Tengkleng Rp 10 ribu dan cerita di balik kemurahan senyum si penjual

Tepatnya di pojok SPBU Jurug, timur Universitas Sebelas Maret, Solo, sepeda onthel milik Wulandari terparkir. Ia menjajakan tengkleng kambing di atas sepedanya. Ia mulai berjualan di sana pada pukul 13.30 WIB sampai stok habis.

Sebelumnya, Wulandari berkeliling mengayuh sepeda sambil menggendong tenggok (bakul kecil) berisi tengkleng demi menyambung kebutuhan hidup sekeluarga. Hingga akhirnya pada Februari 2019, ia memilih berjualan di satu tempat saja.

Nyatanya rezeki sudah diatur Tuhan, setelah ia berhenti berkeliling justru makin banyak pembeli yang menghampirinya.

salah satu keistimewaan tengkleng milik Wulandari yakni enak dan harga merakyat. Ia pun termasuk penjual yang royal pada para pelanggannya. Terbukti, untuk nasi di dalam porsi tengkleng tak dihargainya alias gratis.

Jadi pelanggan hanya membayar jenis tengkleng yang dipilih. Wulandari menghargai satu sajian tengklengnya mulai dari Rp 10 ribu hingga Rp 20 ribu.

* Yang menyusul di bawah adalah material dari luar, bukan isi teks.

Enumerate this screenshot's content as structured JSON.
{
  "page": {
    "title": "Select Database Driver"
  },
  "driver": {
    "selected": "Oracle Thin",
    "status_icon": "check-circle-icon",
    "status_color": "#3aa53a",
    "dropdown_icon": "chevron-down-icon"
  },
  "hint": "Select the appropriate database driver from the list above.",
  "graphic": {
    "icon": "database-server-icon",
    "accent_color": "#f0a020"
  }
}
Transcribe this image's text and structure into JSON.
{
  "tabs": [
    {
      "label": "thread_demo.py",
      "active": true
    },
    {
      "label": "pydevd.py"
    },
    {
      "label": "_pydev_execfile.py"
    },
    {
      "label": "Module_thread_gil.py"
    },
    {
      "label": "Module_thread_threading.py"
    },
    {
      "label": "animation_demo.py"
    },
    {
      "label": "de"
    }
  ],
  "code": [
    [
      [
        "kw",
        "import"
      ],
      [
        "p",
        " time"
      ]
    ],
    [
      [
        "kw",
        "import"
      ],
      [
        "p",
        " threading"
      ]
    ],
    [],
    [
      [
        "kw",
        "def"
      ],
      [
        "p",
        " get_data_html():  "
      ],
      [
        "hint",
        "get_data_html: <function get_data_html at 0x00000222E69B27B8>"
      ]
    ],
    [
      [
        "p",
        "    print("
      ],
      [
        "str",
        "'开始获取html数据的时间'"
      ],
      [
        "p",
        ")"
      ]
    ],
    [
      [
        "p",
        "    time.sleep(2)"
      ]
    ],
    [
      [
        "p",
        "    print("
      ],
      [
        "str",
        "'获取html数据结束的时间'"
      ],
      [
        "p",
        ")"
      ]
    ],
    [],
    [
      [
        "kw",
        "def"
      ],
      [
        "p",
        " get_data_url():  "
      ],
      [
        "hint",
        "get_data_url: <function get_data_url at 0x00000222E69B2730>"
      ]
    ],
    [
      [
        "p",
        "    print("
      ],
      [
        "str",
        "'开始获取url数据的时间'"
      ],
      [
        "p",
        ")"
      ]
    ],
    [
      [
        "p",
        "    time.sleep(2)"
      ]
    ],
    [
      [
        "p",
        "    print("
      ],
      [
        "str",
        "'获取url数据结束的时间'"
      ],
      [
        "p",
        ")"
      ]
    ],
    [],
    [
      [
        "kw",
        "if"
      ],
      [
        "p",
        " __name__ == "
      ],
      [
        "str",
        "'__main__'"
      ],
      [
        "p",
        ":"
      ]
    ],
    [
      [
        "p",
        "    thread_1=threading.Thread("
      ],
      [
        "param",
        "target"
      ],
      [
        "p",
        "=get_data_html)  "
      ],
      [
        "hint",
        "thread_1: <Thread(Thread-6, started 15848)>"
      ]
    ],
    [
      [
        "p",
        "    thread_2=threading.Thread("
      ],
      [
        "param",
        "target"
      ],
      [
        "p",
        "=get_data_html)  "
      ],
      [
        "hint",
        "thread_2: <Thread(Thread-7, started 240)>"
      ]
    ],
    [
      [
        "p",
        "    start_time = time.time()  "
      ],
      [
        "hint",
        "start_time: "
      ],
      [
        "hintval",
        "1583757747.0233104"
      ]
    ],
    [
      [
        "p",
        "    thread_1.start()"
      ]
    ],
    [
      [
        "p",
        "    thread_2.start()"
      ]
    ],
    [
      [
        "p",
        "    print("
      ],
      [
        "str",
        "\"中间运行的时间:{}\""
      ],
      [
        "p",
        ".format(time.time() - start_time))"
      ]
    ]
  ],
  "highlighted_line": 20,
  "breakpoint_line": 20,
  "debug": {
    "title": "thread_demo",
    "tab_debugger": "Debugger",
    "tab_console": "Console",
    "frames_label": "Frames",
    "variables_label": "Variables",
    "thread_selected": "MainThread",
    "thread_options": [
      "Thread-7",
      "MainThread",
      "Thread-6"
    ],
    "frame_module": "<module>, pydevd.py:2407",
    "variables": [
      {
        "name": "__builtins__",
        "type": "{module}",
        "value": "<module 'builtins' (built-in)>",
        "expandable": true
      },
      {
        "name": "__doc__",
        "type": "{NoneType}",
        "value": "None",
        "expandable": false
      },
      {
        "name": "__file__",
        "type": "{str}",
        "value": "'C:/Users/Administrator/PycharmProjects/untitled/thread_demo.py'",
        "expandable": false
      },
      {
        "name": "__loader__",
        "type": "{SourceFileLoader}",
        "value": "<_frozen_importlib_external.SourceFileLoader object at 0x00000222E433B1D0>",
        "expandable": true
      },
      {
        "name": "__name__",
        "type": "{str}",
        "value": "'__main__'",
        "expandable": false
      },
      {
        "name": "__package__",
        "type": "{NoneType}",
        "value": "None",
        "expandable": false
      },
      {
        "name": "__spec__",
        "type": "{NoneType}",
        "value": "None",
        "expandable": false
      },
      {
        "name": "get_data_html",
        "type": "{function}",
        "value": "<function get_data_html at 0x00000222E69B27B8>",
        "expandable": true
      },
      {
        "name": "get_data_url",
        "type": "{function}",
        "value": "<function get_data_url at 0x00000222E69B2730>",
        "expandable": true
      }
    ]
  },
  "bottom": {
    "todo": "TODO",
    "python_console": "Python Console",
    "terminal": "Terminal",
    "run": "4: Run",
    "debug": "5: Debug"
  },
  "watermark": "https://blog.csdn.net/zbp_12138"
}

Tak disangka hasil kerja kerasnya berhasil mengantar anak-anaknya hingga jenjang SMA dan membiayai pernikahan. Satu hal yang bikin salut, Wulandari ternyata merawat lima anak angkat dan enam anak kandung. Ia berjuang sendirian dengan berstatus 'single mom', suaminya telah berpulang sejak 2011. Wulandari jadi salah satu gambaran jutaan orang yang tengah berjuang.